The one mistake that the army engineers made in picking out the site in the mind of us young folks was that both of the counties that they located the reservation in were bone dry as far as liquor laws go, and you just couldn’t get a drink anywhere. Not that we were alcoholics, but we wanted to celebrate occasionally, and all you could drink was 3.2% beer, called Barbarossa Beer at the rec. halls. And you could drink that all night long, all it did was give you a lot of exercise.
The Rochester crew though had gotten word before we came to dogpatch [a common nickname for Oak Ridge] that it was bone dry so a couple of us had squirreled some booze. I had a little bottle of Imperial whiskey, but it was a pint. That was nothing. That didn’t even last through the month of October.
But Bob McPherson, one of my best friends in Rochester had squirreled away a bottle of Champagne. We didn’t know anything about it. But we’re all sitting around after eating at the army cafeteria Christmas Eve and feeling sorry for ourselves and he said, “You know boys, I got a bottle of champagne.” He says, “I think what we ought to do is just sort of have ourselves a Christmas toast.”

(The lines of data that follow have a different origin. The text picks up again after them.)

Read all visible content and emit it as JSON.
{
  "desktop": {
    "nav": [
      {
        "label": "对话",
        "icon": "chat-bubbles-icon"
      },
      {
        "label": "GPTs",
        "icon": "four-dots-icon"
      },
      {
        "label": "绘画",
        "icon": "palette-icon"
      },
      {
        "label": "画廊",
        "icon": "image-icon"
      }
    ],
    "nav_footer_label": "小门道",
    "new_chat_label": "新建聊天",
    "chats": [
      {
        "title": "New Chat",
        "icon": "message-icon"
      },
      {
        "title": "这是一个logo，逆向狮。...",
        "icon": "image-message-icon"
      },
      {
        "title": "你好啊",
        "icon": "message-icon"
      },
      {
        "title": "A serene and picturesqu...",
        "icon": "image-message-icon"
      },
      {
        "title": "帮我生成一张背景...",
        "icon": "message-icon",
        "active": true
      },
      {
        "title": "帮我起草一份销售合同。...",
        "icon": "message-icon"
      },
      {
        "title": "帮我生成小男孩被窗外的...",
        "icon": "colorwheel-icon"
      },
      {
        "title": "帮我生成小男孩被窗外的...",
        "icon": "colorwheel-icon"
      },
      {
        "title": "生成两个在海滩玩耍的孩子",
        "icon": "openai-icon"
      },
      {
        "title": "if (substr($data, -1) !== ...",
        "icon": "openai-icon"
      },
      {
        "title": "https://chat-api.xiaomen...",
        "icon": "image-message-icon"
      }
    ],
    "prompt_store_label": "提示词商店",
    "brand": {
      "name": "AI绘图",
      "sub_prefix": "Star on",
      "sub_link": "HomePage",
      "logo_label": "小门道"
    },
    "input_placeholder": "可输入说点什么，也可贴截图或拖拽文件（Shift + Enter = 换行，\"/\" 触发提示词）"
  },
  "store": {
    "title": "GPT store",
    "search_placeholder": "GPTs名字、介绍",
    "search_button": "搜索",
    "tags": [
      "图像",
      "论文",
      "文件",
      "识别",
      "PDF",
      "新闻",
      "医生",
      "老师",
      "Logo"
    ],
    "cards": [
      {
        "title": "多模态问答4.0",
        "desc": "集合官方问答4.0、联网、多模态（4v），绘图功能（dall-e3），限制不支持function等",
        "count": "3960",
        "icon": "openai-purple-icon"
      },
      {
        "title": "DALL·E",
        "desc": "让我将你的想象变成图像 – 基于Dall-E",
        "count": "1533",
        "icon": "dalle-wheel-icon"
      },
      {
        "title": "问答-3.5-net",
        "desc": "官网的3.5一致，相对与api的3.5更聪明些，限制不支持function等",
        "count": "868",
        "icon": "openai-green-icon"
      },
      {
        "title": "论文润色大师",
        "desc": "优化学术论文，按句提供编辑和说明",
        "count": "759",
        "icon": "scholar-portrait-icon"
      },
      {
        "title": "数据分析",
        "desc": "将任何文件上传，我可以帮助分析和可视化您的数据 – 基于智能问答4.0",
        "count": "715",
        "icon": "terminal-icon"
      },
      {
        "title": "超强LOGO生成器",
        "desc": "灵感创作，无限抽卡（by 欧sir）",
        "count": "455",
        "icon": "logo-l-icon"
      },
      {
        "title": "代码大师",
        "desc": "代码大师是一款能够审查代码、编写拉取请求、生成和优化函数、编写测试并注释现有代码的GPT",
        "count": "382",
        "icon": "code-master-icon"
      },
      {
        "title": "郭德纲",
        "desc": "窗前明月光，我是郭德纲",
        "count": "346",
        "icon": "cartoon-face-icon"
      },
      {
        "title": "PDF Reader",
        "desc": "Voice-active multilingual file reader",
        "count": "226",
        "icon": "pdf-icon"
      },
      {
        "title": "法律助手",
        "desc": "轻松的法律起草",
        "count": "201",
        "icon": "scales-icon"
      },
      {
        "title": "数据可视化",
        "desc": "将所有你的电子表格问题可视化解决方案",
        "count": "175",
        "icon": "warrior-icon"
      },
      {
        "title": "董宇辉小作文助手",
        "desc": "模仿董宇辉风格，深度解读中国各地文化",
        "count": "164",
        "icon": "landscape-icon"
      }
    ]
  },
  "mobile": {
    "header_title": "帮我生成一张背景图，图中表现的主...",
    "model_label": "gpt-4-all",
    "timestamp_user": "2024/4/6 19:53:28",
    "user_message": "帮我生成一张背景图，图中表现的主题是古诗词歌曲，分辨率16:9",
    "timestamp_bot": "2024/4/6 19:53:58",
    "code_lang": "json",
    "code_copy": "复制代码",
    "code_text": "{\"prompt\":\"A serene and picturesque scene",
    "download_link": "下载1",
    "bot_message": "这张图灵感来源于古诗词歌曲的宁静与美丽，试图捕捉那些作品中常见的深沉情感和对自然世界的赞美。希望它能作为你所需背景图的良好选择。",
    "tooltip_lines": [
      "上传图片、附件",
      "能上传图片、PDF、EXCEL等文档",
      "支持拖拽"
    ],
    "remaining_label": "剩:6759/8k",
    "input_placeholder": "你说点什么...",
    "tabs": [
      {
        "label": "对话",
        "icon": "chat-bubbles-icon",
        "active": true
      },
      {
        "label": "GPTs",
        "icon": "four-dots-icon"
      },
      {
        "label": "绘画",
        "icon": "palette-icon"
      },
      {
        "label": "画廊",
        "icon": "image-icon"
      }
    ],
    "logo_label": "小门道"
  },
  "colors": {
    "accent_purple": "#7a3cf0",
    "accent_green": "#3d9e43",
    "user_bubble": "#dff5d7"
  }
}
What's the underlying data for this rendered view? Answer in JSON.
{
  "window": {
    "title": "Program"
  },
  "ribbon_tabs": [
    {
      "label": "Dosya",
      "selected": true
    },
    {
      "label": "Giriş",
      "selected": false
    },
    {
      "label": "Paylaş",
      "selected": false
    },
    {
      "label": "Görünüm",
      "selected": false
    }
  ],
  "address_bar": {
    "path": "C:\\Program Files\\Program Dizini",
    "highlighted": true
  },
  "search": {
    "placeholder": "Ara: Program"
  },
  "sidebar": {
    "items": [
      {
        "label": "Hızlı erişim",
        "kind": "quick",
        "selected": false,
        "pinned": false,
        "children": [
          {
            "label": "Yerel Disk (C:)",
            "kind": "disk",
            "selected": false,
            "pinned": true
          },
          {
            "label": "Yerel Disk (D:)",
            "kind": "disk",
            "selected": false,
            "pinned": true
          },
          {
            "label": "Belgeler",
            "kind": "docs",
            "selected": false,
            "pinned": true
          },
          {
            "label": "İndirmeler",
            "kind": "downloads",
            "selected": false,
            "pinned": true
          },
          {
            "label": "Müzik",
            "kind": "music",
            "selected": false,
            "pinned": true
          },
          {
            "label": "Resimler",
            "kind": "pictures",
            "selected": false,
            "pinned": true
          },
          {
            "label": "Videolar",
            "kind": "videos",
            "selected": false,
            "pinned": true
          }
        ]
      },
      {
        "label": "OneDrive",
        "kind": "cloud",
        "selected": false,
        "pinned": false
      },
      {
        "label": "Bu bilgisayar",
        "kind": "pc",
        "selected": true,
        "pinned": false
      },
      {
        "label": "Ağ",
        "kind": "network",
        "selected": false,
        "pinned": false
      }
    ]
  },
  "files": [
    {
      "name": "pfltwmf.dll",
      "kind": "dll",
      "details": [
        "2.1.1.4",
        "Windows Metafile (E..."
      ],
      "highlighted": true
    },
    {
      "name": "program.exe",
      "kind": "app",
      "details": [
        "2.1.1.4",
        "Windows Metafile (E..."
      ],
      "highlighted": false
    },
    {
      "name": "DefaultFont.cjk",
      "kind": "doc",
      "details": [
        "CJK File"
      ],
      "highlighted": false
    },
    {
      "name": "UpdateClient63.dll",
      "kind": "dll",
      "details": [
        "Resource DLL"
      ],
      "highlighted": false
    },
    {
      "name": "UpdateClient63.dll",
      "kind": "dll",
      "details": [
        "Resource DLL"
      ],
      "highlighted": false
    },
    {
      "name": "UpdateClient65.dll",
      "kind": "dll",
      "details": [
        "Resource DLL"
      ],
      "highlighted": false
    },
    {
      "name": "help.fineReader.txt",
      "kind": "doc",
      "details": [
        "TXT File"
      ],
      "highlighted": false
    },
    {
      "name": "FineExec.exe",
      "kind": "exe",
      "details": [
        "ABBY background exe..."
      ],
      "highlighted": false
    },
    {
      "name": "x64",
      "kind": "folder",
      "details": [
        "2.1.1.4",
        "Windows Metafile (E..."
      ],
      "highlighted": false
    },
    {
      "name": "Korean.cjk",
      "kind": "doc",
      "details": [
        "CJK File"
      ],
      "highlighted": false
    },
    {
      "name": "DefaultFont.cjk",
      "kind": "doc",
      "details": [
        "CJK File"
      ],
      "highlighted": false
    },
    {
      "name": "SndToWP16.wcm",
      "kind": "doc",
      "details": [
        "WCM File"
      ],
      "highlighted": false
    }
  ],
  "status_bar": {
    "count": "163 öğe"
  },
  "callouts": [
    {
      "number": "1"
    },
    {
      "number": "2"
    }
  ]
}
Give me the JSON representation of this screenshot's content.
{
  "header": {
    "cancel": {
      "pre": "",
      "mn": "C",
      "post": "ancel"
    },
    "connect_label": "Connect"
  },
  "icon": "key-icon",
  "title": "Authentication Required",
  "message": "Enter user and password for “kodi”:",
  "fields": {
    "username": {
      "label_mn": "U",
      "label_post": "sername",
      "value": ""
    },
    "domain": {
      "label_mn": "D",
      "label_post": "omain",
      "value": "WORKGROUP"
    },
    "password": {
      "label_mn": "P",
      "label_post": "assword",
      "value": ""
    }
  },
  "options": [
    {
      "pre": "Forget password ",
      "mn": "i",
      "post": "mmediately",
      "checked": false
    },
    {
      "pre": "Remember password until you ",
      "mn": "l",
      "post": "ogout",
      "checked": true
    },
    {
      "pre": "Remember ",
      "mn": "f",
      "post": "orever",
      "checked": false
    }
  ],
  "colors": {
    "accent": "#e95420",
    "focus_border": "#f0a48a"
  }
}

So we went back to M3 dormitory, went up front and there was a water cooler and a tube of those conical shaped white cups. We each got one of those and he popped the cork with ceremony and we all stood around there. There were about five of us I guess, and he poured somebody a drink. I don’t know who it was, but he [gave] it to him and then he started pouring the other one, and by the time he got this one half poured, this [other] one was on the floor. It turned out that the champagne was a marvelous solvent for whatever little glue there was that held that cup as a cone, and so we said, “Well, we’re going to make the best of a bad situation.”
We all got fresh cups and he poured it as fast as he could and we just chug-a-lugged it. The last time I’ve ever, first time and last that I’ve ever chug-a-lugged champagne, but we just drank it down like that and all said, “Merry Christmas” and that was that.
And the next day, I don’t remember if we had Christmas day off or not, but that’s how we celebrated our first Christmas.